Asian Stocks Weigh Mixed China Data and Brent Crude Highs
Asian stocks are having a mixed day on Monday 17th January. There is not clear Asia-level trend but there are very diverse country-specific trends that are emerging. The big data points for Monday are the China fourth quarter and full year GDP numbers and the price of Brent Crude, which has been on an upsurge, despite demand concerns due to Omicron.
But first a look at the various Asian markets. Let us look at markets that are positive on Monday. Indian indices are trading higher while the Japanese Nikkei is about 75 bps higher while the Straits Times Singapore is mellowed with gains of just about 15 bps. Among other positive markets, Taiwan is up 66 bps while the Thailand based SET Composite is 66 bps higher. With robust GDP data, the Shanghai Composite is trading 60 bps higher.
Which are the markets in Asia that are trading lower? Hong Kong and Korea are down. In fact, the Hang Seng is lower by 70 bps while the KOSPI is lower by over 110 bps. The Jakarta Composite index of Indonesia is also down nearly 100 bps on Monday. Clearly, the trends are mixed and no clear Asia level trend emerges. But let us look at two important factors that impacted Asia on Monday.
China GDP was a positive surprise. For the fourth quarter ended Dec-21, China reported annualized GDP growth of 4% as against the Reuters consensus estimate of jut 3.6%. Clearly, China has surprise on the upside. For the full year 2021, China’s GDP grew at 8.1% as industrial output largely managed to offset the fall in retail sales.
Interestingly, December IIP for China grew at 4.3%, which his 70 bps more than the Reuters estimates. Also, for the first time since April, the month of December saw auto sector growing by 3.4%. The only disappointment was retail sales growing by 1.7%, which is nearly 200 bps lower than Reuters estimates.
Even as China GDP was encouraging, Brent prices continued to haunt Asia. Brent Prices at $86.46/bbl has scaled to a 3-year high. While the Omicron impact on demand has been limited the supply constraints continue and that is resulting in higher crude prices. Prices have been rising on consistent oil outages and hopes that Omicron will not be so pernicious to growth momentum after all.
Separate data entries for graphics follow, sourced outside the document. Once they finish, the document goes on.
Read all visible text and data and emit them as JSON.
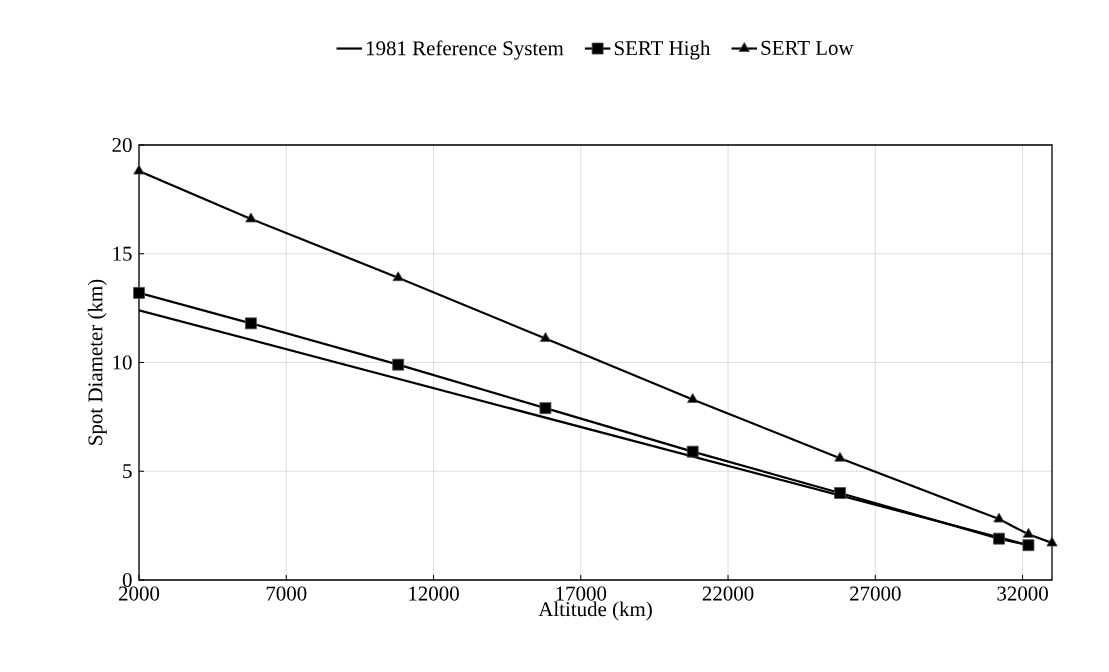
{
  "chart_data": {
    "type": "line",
    "xlabel": "Altitude (km)",
    "ylabel": "Spot Diameter (km)",
    "xlim": [
      2000,
      33000
    ],
    "xticks": [
      2000,
      7000,
      12000,
      17000,
      22000,
      27000,
      32000
    ],
    "ylim": [
      0,
      20
    ],
    "yticks": [
      0,
      5,
      10,
      15,
      20
    ],
    "grid": true,
    "legend": "top",
    "line_style": "solid",
    "series": [
      {
        "name": "1981 Reference System",
        "color": "#000000",
        "x": [
          2000,
          32200
        ],
        "values": [
          12.4,
          1.6
        ]
      },
      {
        "name": "SERT High",
        "color": "#000000",
        "marker": "square",
        "x": [
          2000,
          5800,
          10800,
          15800,
          20800,
          25800,
          31200,
          32200
        ],
        "values": [
          13.2,
          11.8,
          9.9,
          7.9,
          5.9,
          4.0,
          1.9,
          1.6
        ]
      },
      {
        "name": "SERT Low",
        "color": "#000000",
        "marker": "triangle",
        "x": [
          2000,
          5800,
          10800,
          15800,
          20800,
          25800,
          31200,
          32200,
          33000
        ],
        "values": [
          18.8,
          16.6,
          13.9,
          11.1,
          8.3,
          5.6,
          2.8,
          2.1,
          1.7
        ]
      }
    ]
  }
}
Oil put pressure on Asian markets. The worry is that aggressive investment buying in oil is yet to start. Once the aggressive longs start getting built up, the price would be above $100 and that is the concern that Asian markets are broadly pencilling in. After, some of the largest Asian economies like Japan, Korea, China and India continue to be net importers of crude oil.